Contact:Going the Other Way

It might turn out that the most unrealistic and Pollyannish aspect of the fake July 4, 2009, "Iraq War Ends" edition of The New York Times distributed by pranksters last November was that the phony front page contained no display ads. The New York Times had never sullied its front page with display ads, at least not until the fearful economic climate and plummeting ad revenue got the best of them. Sure, it's sullied other sections, but it's all right for Sports or Metro to have ads on their front pages, right? Oh, wait, they were merged into other parts of the paper in an October restructuring and don't have front pages anymore. The ad sales team must have said, "Wonderful, with the 10 grand we save on printing we lose 20 in ads. Okay, new plan: Put the ad for cbs under the pictures of Palestinian children running from bombs."


So it has come to pass that the bottom band of the January 5 edition of the Times carried a full-color display ad below the fold. And as reported by, well, The New York Times on that same day, "Ordinarily, such space would be coveted by advertisers for its prominence." The hard-hitting story also quotes media industry insiders: "An ad on a paper's front page 'really stands out; it's very attractive,' said Beth Fidoten, senior vice president and director of print accounts at Initiative, a media buying firm." Initiative, of course, was cbs' agency at the time.


Perhaps even more shocking is the case of The Believer. The slightly esoteric literary monthly founded by Dave Eggers in 2003 did not accept advertising of any kind for the first five years of its existence. Andrew Leland, the managing editor, confirms that it has quietly begun taking ads - designed in-house so they mesh with the magazine and hardly resemble ads, actually - but "only books and music and movies, though. No bmws or vodka or cigarettes."

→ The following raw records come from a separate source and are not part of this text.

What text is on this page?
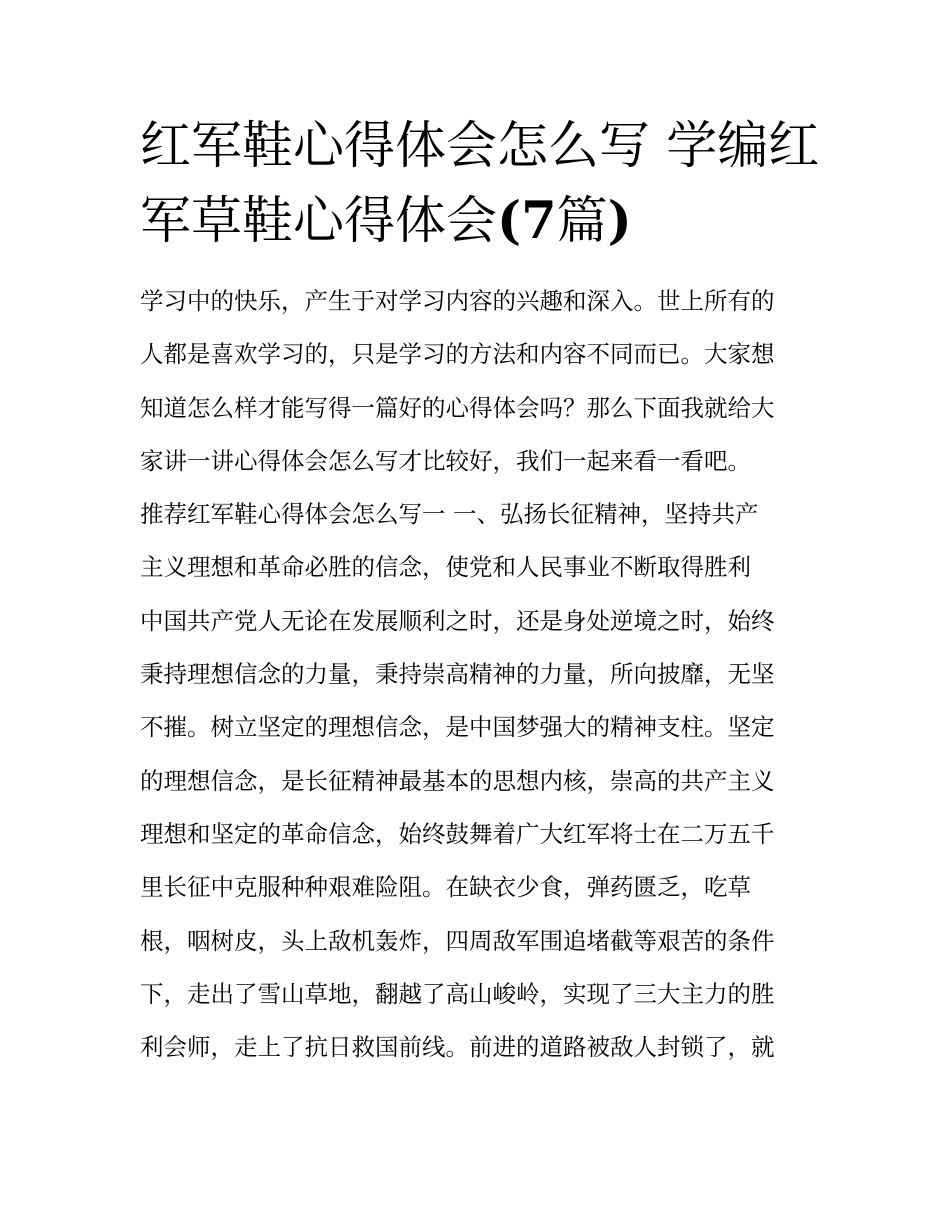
红军鞋心得体会怎么写 学编红
军草鞋心得体会(7篇)
学习中的快乐，产生于对学习内容的兴趣和深入。世上所有的
人都是喜欢学习的，只是学习的方法和内容不同而已。大家想
知道怎么样才能写得一篇好的心得体会吗？那么下面我就给大
家讲一讲心得体会怎么写才比较好，我们一起来看一看吧。
推荐红军鞋心得体会怎么写一 一、弘扬长征精神，坚持共产
主义理想和革命必胜的信念，使党和人民事业不断取得胜利
中国共产党人无论在发展顺利之时，还是身处逆境之时，始终
秉持理想信念的力量，秉持崇高精神的力量，所向披靡，无坚
不摧。树立坚定的理想信念，是中国梦强大的精神支柱。坚定
的理想信念，是长征精神最基本的思想内核，崇高的共产主义
理想和坚定的革命信念，始终鼓舞着广大红军将士在二万五千
里长征中克服种种艰难险阻。在缺衣少食，弹药匮乏，吃草
根，咽树皮，头上敌机轰炸，四周敌军围追堵截等艰苦的条件
下，走出了雪山草地，翻越了高山峻岭，实现了三大主力的胜
利会师，走上了抗日救国前线。前进的道路被敌人封锁了，就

Of course, on this yellow brick road of budgetary madness, people do go both ways. When advertisers aren't buying, instead of trying ways to sweeten the deal, some publishers go in the opposite direction.


When Gawker Media's Nick Denton famously forecast a (widely refuted) 40-percent downturn in online ad spend, he coupled the doom-and-gloom with advice to publishers to shy away from those sectors that don't lend themselves to marketing sellouts. Hey, wasn't Gawker operating the watchdog blog Consumerist, which is about as hospitable to hawking housewares as Adbusters? Enter Consumers Union, publisher of Consumer Reports, which purchased the property in December, kept the content and staff and, of course, dropped the ads.


Consumer Reports, which is entirely subscriber supported, is also entirely supported by people who will likely be dead within the next decade or so. Despite the best intentions of consumerreports.org to take the publications into the digital age, the demographic hasn't changed much. According to Quantcast, more than three-quarters of Consumerist's readers are 18 to 49. So while the content on Consumerist remains free, Consumers Union is hoping it will bring younger subscribers to its other publications.


Whichever model proves more stable, one thing is certain, and it's the same thing that's always been certain: Somebody's going to pay.